I walked downstairs, since we were only on the third floor—the second, by the European way of counting floors, which starts one story in the air. When I reached the front door, a taxi was just unloading a rather plump, smartly dressed woman with a lot of furs and stacks of matched airplane luggage. She swept inside without condescending to notice me standing there. I turned to look after her, keeping my glance low—just the usual, casual male appraisal of a pair of receding ankles. Although the lady was a bit too well-upholstered for my taste, the ankles weren’t half bad. In fact, they were damn good. Well, I’d known they would be. I’d met them before.

The doorman was offering me the empty cab. Even if I hadn’t been expecting more luxurious transportation, I wouldn’t have got into that particular taxi. It had pulled up just a little too coincidentally, and I knew a little too much about the woman who’d just got out of it, and maybe I wasn’t supposed to recognize her with brown hair and a padded girdle.
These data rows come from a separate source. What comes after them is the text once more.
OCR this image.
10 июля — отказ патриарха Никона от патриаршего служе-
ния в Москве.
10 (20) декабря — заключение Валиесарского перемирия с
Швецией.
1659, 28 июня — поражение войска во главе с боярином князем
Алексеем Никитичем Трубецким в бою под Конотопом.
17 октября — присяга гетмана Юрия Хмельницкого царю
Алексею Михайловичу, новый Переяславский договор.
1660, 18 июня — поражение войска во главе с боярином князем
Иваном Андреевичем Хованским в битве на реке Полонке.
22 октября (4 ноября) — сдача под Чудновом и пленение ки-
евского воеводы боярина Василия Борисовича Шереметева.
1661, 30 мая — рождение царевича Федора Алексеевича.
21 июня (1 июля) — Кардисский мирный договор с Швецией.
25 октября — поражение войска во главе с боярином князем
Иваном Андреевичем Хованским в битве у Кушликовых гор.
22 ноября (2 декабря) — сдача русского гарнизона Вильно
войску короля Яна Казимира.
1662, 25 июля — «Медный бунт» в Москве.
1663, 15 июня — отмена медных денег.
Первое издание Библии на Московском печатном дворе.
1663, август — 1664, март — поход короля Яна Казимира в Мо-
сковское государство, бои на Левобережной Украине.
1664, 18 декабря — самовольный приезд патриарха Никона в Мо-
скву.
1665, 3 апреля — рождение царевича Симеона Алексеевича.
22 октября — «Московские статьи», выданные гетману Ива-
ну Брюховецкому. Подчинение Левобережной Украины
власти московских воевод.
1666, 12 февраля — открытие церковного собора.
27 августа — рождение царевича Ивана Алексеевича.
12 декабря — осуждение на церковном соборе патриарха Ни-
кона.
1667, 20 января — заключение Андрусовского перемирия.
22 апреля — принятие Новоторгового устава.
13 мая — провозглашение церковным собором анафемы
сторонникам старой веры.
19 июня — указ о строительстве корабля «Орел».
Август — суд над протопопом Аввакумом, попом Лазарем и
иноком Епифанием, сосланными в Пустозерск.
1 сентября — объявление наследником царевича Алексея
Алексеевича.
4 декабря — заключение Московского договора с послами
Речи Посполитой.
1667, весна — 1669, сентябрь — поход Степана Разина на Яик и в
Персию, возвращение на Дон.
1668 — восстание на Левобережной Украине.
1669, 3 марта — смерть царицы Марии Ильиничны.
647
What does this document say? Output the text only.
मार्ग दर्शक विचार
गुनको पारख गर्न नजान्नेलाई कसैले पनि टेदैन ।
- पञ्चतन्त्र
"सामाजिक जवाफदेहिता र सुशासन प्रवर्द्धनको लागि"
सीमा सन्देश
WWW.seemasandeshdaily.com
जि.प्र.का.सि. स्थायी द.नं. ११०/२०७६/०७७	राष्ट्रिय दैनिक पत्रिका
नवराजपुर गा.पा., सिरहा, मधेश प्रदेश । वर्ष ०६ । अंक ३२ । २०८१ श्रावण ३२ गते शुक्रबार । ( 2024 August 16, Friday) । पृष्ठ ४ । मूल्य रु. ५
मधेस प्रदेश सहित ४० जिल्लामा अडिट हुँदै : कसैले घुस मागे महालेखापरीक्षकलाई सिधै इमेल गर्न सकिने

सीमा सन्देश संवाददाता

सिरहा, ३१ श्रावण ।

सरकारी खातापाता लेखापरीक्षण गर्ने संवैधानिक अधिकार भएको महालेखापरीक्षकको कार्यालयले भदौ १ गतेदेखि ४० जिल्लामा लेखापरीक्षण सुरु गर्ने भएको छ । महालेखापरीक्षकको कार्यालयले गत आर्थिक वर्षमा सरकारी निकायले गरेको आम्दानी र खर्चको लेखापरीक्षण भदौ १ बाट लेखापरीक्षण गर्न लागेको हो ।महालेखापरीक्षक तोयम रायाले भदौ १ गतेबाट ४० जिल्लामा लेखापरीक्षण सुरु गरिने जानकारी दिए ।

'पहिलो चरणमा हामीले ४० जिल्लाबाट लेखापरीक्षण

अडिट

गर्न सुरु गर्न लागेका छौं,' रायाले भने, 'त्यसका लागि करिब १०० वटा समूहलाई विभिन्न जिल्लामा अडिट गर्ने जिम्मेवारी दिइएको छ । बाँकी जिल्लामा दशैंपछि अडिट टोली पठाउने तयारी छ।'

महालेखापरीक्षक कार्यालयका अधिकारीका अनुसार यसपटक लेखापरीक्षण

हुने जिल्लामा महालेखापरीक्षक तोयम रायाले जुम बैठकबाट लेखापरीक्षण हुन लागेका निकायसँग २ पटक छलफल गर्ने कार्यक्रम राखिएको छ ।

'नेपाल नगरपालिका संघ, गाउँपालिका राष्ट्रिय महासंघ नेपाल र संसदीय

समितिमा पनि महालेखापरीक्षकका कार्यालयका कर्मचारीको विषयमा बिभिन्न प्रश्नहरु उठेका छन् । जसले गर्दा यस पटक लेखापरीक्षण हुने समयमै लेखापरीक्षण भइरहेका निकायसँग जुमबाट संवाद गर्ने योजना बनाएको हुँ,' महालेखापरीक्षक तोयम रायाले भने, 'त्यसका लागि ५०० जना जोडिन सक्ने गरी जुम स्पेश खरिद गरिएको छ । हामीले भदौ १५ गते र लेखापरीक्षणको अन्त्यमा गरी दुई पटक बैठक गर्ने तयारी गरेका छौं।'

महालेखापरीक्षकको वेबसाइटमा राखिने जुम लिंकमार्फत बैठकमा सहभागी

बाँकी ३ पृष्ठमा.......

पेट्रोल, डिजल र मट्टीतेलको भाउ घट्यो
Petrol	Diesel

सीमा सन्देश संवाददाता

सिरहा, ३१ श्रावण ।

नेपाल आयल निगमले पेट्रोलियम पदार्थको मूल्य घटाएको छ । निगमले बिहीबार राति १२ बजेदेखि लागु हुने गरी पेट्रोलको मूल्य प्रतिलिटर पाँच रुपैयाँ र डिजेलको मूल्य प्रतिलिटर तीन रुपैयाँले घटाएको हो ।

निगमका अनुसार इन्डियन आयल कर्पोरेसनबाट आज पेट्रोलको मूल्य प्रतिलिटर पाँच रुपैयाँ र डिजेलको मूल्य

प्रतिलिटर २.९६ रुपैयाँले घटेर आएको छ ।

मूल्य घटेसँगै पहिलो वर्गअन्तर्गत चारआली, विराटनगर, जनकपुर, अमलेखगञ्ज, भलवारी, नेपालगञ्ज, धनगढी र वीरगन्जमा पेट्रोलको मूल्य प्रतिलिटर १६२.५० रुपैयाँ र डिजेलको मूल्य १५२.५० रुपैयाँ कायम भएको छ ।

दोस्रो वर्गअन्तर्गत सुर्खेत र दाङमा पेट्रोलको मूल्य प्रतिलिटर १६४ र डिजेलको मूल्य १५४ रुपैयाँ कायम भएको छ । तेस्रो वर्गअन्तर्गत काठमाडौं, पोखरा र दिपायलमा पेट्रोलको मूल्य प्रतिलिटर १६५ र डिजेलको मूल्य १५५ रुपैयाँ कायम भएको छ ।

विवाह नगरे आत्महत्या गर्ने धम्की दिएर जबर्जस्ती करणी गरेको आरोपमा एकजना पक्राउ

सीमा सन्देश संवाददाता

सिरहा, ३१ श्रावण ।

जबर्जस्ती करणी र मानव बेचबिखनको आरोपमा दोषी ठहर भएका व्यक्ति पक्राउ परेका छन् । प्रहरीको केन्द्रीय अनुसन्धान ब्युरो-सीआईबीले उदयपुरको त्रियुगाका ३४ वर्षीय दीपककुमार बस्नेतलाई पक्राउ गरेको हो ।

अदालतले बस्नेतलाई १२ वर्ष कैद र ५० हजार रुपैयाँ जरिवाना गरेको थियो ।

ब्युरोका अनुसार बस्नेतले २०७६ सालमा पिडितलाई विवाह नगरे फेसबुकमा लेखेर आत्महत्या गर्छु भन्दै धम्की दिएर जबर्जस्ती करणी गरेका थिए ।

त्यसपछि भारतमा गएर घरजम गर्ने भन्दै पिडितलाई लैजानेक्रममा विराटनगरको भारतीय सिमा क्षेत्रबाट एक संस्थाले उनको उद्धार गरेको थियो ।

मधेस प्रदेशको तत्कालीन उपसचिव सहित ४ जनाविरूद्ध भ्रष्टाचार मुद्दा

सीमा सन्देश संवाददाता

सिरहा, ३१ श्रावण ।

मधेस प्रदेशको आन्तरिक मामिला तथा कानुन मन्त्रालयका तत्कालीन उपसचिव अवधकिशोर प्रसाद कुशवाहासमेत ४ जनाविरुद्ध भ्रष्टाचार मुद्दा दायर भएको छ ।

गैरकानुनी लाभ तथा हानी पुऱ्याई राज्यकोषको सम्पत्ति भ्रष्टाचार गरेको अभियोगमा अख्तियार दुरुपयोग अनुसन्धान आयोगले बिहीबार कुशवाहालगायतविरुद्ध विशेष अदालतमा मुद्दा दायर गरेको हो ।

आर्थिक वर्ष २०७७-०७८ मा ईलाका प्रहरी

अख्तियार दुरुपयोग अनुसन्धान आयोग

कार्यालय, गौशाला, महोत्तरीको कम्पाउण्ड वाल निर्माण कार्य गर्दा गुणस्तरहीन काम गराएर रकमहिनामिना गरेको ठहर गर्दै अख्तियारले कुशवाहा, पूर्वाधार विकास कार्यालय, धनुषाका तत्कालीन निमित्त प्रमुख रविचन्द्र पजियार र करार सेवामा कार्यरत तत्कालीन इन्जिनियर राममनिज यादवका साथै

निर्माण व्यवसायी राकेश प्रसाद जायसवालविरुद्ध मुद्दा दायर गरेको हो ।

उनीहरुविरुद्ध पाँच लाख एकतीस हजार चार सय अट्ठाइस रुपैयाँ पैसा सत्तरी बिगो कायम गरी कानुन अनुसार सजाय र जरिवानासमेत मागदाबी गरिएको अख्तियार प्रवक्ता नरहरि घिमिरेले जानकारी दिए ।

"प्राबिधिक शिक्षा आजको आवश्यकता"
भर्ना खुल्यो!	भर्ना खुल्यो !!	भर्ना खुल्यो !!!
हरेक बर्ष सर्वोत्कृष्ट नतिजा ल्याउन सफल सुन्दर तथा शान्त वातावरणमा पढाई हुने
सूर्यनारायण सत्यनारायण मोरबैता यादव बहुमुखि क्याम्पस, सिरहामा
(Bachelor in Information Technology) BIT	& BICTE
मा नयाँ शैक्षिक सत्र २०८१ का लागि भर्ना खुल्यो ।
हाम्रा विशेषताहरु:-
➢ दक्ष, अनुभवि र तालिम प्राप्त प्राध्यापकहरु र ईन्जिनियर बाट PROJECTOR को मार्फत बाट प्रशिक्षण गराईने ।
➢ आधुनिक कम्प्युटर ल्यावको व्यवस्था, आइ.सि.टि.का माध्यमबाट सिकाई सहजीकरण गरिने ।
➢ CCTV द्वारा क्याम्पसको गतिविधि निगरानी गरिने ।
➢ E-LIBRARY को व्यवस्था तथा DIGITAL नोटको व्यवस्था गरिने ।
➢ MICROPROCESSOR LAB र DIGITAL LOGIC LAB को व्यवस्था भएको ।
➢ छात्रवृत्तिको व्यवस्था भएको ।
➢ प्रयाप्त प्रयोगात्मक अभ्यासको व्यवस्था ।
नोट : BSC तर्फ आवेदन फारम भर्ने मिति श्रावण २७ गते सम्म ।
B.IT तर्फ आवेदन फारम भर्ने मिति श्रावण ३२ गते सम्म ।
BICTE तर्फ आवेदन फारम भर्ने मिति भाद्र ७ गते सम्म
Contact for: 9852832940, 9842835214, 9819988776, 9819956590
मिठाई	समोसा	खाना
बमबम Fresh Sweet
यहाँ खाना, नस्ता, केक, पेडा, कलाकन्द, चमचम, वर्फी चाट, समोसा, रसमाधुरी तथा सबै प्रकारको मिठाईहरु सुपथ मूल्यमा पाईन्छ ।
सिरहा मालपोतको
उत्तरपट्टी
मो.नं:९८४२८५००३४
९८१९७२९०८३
She’d been blonde when I’d last seen her, and her figure had been considerably less generous, although she’d never been exactly what you’d call a skinny girl.

A silvery Rolls-Royce glided to the curb in front of me as the taxi pulled away. I’d guessed right about the driver. The face under the chauffeur’s cap was lean and sported a small reddish moustache. We drew away from the hotel in dignified silence. With its rich leather upholstery and velvety ride, it was an impressive vehicle, although you might have found it a little cramped if you’d been brought up on Cadillacs: the Rolls isn’t really a big car.

I said, “That cap looks real good on you,
amigo
.”

Sir Leslie Crowe-Barham said without turning his head, “You recognized the lady, of course.”